A set of ChatGPT-generated images shows Vincent and Jules from Pulp Fiction rendered in progressively happier emotional states - same faces, same black suits, same Tarantino visual framing, just shifting from deadpan to full smiles across six frames. The consistency is what's notable, not the prompt.
Getting an AI image generator to maintain the same character appearance across multiple outputs used to require specialized tools: ControlNet plugins (software that locks specific visual features across image generations), reference image uploads, or dedicated character consistency workflows in tools like ComfyUI. Midjourney only recently added a --cref flag to handle this. ChatGPT does it through conversation context alone.
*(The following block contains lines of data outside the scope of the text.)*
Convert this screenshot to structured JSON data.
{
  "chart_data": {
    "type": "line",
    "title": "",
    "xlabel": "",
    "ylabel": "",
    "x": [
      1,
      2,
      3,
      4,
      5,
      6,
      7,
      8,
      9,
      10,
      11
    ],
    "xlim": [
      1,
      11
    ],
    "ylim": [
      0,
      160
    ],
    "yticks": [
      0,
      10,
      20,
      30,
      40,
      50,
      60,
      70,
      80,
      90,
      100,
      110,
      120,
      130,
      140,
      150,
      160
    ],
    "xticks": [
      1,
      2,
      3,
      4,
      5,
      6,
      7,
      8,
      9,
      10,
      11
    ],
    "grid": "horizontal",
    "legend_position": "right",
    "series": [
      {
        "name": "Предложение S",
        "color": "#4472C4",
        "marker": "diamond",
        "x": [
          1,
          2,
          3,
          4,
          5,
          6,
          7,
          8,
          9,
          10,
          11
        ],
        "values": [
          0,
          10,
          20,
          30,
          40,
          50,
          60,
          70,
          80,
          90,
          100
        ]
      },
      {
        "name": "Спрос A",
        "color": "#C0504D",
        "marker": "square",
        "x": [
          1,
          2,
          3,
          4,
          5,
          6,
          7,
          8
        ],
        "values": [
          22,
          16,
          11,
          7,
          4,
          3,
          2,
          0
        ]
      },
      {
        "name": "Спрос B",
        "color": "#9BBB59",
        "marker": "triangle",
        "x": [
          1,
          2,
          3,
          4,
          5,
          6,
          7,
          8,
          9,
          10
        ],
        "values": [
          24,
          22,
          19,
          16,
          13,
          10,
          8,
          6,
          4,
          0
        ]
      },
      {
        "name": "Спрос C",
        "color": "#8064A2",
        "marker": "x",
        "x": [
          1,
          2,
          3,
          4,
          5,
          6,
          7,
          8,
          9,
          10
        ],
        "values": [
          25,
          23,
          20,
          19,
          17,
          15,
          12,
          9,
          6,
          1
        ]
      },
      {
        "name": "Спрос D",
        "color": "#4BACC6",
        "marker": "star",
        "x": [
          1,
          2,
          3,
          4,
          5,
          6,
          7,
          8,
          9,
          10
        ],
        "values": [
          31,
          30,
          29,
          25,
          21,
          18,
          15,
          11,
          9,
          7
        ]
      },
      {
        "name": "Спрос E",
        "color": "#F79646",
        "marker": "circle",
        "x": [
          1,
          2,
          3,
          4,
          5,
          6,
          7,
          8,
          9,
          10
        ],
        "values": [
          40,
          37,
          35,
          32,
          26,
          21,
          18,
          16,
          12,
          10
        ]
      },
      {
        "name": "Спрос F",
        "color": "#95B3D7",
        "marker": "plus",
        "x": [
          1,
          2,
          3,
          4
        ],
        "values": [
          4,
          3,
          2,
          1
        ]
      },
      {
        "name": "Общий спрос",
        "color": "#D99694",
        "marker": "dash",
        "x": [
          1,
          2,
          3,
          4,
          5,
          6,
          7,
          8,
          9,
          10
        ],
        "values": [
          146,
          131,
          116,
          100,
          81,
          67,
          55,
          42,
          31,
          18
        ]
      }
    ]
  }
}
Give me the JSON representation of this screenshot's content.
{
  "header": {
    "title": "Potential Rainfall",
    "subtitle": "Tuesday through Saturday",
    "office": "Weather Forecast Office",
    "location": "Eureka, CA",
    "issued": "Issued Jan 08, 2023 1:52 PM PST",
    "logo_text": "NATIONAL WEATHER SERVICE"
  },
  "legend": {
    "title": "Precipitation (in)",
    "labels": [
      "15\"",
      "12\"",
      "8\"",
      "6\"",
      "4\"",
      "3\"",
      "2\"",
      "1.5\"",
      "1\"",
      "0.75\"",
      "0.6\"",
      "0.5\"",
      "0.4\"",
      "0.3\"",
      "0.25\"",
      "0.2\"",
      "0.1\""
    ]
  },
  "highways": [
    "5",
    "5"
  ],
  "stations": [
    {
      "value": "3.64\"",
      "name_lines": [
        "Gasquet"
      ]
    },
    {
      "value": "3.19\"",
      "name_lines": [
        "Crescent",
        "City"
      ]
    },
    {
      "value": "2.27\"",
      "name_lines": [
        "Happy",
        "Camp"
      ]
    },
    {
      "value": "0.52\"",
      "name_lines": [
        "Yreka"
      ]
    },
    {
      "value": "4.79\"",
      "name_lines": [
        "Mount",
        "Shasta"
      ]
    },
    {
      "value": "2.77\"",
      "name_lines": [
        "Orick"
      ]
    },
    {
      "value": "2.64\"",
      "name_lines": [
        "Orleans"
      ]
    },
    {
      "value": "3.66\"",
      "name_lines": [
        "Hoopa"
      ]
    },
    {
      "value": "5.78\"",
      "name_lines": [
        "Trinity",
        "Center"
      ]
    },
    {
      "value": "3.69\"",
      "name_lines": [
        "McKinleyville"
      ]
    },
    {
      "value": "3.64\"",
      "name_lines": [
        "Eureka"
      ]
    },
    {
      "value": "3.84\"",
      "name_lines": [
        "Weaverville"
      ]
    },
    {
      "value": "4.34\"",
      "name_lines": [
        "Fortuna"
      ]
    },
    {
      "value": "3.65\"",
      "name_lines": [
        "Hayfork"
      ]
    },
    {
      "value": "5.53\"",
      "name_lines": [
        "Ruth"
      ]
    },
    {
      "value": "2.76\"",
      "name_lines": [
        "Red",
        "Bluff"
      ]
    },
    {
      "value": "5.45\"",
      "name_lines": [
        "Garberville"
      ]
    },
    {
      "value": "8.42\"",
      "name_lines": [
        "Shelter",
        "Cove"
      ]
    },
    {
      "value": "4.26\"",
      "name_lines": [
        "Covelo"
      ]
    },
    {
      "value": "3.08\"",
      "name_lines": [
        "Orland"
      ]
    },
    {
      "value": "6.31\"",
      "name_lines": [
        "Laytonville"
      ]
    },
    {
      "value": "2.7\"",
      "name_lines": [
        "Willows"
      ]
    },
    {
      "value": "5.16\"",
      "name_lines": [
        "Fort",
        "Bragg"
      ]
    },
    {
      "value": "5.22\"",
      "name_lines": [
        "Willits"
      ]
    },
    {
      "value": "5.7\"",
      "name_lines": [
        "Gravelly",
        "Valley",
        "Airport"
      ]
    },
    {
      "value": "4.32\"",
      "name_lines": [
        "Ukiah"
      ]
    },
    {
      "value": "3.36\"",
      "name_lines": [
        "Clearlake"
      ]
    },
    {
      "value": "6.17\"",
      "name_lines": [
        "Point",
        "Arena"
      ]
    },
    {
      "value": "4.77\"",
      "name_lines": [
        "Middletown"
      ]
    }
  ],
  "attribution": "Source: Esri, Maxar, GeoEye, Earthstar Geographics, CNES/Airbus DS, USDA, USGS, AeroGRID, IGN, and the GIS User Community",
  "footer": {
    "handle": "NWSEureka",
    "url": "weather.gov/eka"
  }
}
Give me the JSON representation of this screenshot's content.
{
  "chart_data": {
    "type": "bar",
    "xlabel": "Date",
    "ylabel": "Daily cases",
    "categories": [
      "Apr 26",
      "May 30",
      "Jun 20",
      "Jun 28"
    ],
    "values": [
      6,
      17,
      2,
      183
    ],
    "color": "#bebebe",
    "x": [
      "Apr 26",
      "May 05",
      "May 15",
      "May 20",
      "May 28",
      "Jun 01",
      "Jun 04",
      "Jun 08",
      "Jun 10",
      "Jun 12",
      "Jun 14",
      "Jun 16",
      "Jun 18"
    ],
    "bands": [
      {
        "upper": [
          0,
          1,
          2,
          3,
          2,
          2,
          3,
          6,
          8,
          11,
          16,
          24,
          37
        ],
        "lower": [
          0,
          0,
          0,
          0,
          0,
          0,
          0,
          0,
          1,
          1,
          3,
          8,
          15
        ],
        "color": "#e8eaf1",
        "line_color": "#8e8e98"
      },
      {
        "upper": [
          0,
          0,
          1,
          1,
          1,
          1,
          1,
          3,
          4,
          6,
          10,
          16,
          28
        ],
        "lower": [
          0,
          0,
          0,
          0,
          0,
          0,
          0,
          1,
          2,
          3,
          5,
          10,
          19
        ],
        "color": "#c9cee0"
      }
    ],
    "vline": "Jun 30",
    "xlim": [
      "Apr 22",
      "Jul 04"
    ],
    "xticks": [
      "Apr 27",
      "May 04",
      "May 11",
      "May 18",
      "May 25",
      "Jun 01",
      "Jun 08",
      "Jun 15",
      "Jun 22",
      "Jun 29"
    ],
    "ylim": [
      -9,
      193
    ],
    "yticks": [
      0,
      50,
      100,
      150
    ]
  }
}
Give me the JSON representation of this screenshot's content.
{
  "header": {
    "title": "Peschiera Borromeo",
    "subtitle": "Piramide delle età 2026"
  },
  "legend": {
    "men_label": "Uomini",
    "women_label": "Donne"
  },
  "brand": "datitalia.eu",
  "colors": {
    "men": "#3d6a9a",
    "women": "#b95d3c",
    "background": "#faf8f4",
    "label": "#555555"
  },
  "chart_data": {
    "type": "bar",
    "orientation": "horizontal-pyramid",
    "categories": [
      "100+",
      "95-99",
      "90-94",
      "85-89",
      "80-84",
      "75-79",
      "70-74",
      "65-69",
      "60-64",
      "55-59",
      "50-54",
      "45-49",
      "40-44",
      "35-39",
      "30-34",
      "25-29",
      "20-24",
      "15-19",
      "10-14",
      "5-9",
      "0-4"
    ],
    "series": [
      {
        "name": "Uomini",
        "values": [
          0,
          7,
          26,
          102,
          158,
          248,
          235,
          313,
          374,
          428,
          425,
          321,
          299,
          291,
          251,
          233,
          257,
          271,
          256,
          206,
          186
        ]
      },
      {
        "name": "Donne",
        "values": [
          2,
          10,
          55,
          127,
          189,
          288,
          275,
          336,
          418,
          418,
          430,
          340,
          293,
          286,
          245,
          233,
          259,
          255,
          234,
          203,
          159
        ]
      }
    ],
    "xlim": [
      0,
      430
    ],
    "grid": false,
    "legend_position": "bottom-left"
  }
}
The Pulp Fiction prompt works partly because the characters are well-defined in the model's training data - two actors with distinctive looks, from a film with a recognizable visual style. But the output quality across the series suggests the underlying GPT-4o image system has gotten meaningfully better at holding visual coherence across a single thread, not just recognizing the reference.
For content creators doing straightforward character-consistency work with recognizable cultural references, this removes a step. For original characters, unusual camera angles, or specific artistic styles outside the model's training, dedicated image tools still have a real edge. But for style experiments and cultural reference work, ChatGPT is a reasonable first stop before reaching for heavier software.